Almost half of teenagers in the U.K. have caries, and many are afraid to smile or laugh because of the condition of their teeth, according to a newly released report on the findings of a 2013 dental health survey.
The report, which summarizes the results of the 2013 Children's Dental Health (CDH) survey, was published by the U.K.'s Health and Social Care Information Centre. The survey looked at the quality of children's dental health in England, Wales, and Northern Ireland.
The survey found that 46% of 15-year-olds and 34% of 12-year-olds had obvious decay in permanent teeth, which was down from 56% and 43%, respectively, since the survey was last conducted in 2003. In addition, 35% of 12-year-olds and 28% of 15-year-olds were embarrassed to smile or laugh because of the condition of their teeth.

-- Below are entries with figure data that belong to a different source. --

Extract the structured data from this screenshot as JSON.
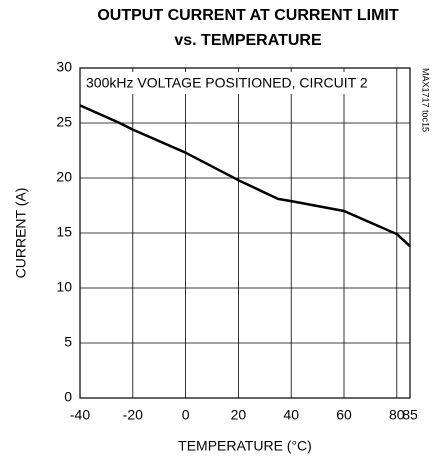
{
  "chart_data": {
    "type": "line",
    "title": [
      "OUTPUT CURRENT AT CURRENT LIMIT",
      "vs. TEMPERATURE"
    ],
    "annotation": "300kHz VOLTAGE POSITIONED, CIRCUIT 2",
    "side_label": "MAX1717 toc15",
    "x_label": "TEMPERATURE (°C)",
    "y_label": "CURRENT (A)",
    "x": [
      -40,
      -25,
      -20,
      0,
      20,
      35,
      40,
      60,
      80,
      85
    ],
    "series": [
      {
        "name": "current",
        "color": "#000000",
        "values": [
          26.6,
          25.0,
          24.4,
          22.3,
          19.8,
          18.1,
          17.9,
          17.0,
          14.9,
          13.8
        ]
      }
    ],
    "xlim": [
      -40,
      85
    ],
    "xticks": [
      -40,
      -20,
      0,
      20,
      40,
      60,
      80,
      85
    ],
    "ylim": [
      0,
      30
    ],
    "yticks": [
      0,
      5,
      10,
      15,
      20,
      25,
      30
    ],
    "grid": true
  }
}
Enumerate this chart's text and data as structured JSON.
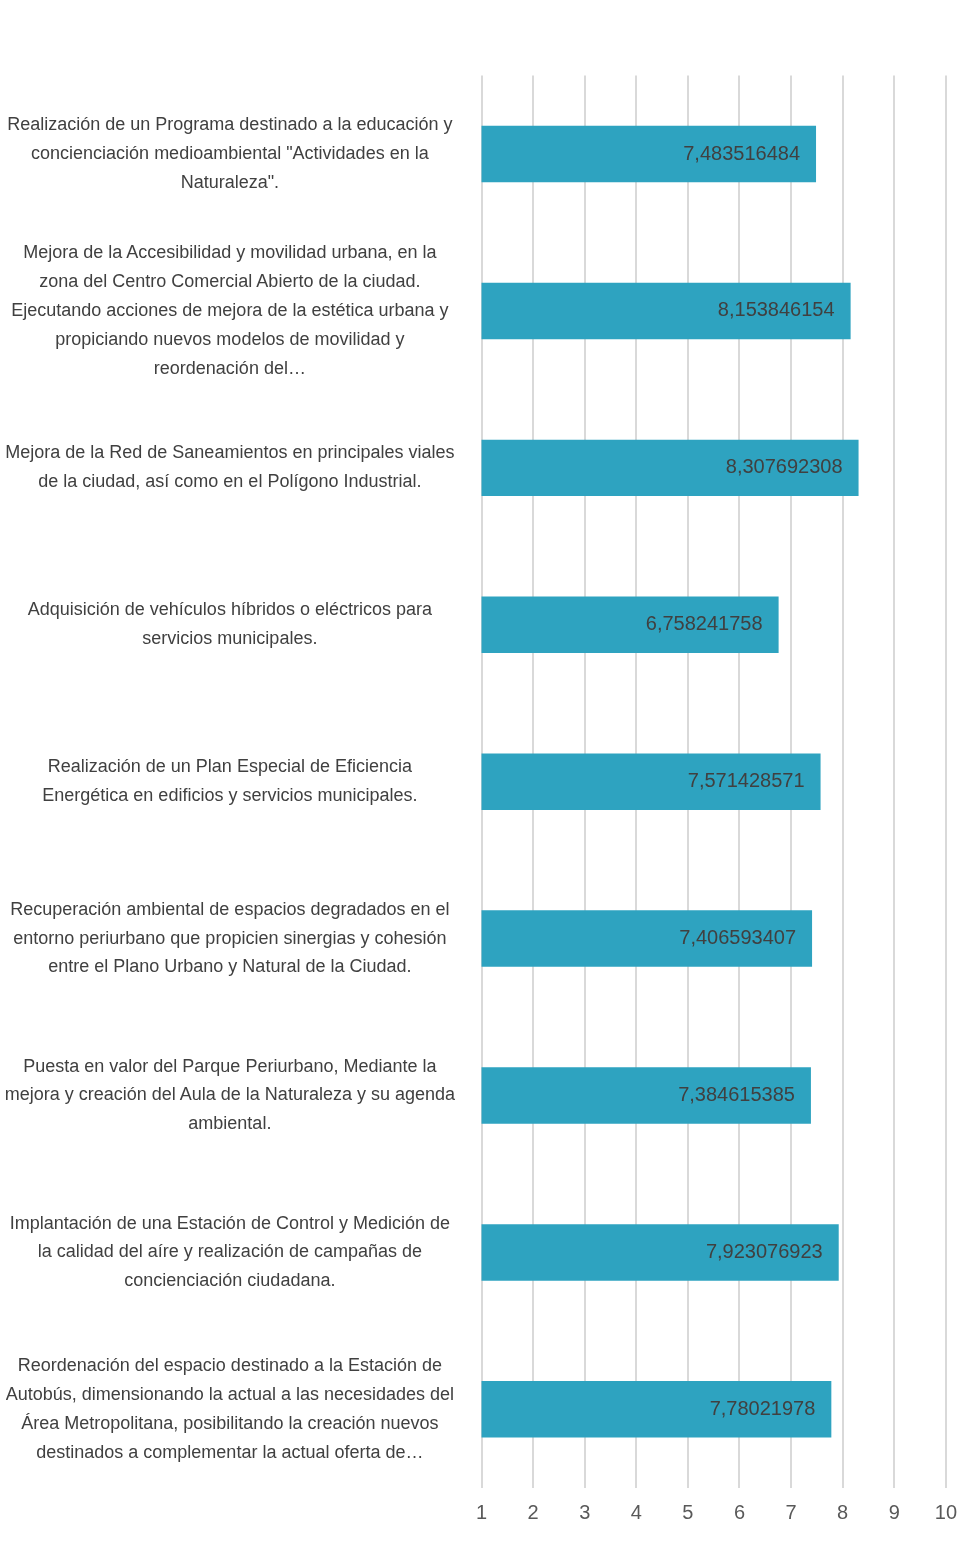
{
  "chart_data": {
    "type": "bar",
    "orientation": "horizontal",
    "categories": [
      "Realización de un Programa destinado a la educación y concienciación medioambiental \"Actividades en la Naturaleza\".",
      "Mejora de la Accesibilidad y movilidad urbana, en la zona del Centro Comercial Abierto de la ciudad. Ejecutando acciones de mejora de la estética urbana y propiciando nuevos modelos de movilidad y reordenación del…",
      "Mejora de la Red de Saneamientos en principales viales de la ciudad, así como en el Polígono Industrial.",
      "Adquisición de vehículos híbridos o eléctricos para servicios municipales.",
      "Realización de un Plan Especial de Eficiencia Energética en edificios y servicios municipales.",
      "Recuperación ambiental de espacios degradados en el entorno periurbano que propicien sinergias y cohesión entre el Plano Urbano y Natural de la Ciudad.",
      "Puesta en valor del Parque Periurbano, Mediante la mejora y creación del Aula de la Naturaleza y su agenda ambiental.",
      "Implantación de una Estación de Control y Medición de la calidad del aíre y realización de campañas de concienciación ciudadana.",
      "Reordenación del espacio destinado a la Estación de Autobús, dimensionando la actual a las necesidades del Área Metropolitana, posibilitando la creación nuevos destinados a complementar la actual oferta de…"
    ],
    "values": [
      7.483516484,
      8.153846154,
      8.307692308,
      6.758241758,
      7.571428571,
      7.406593407,
      7.384615385,
      7.923076923,
      7.78021978
    ],
    "value_labels": [
      "7,483516484",
      "8,153846154",
      "8,307692308",
      "6,758241758",
      "7,571428571",
      "7,406593407",
      "7,384615385",
      "7,923076923",
      "7,78021978"
    ],
    "color": "#2ea3c0",
    "xlim": [
      1,
      10
    ],
    "xticks": [
      1,
      2,
      3,
      4,
      5,
      6,
      7,
      8,
      9,
      10
    ],
    "grid": "x",
    "legend": false
  }
}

Other results included the following:
- 31% of 5-year-olds and 46% of 8-year-olds had obvious decay in their primary teeth.
- Children from lower-income families were more likely to have oral disease than those of the same age from less-deprived families.
- 38% of children showed no obvious decay.
- 90% of all the surveyed children visited the dentist for regular checkups.
A recent survey by the U.S. Centers for Disease Control and Prevention found that 58% of 12- to 19-year-olds had experienced caries, while 15% of this age group had untreated caries.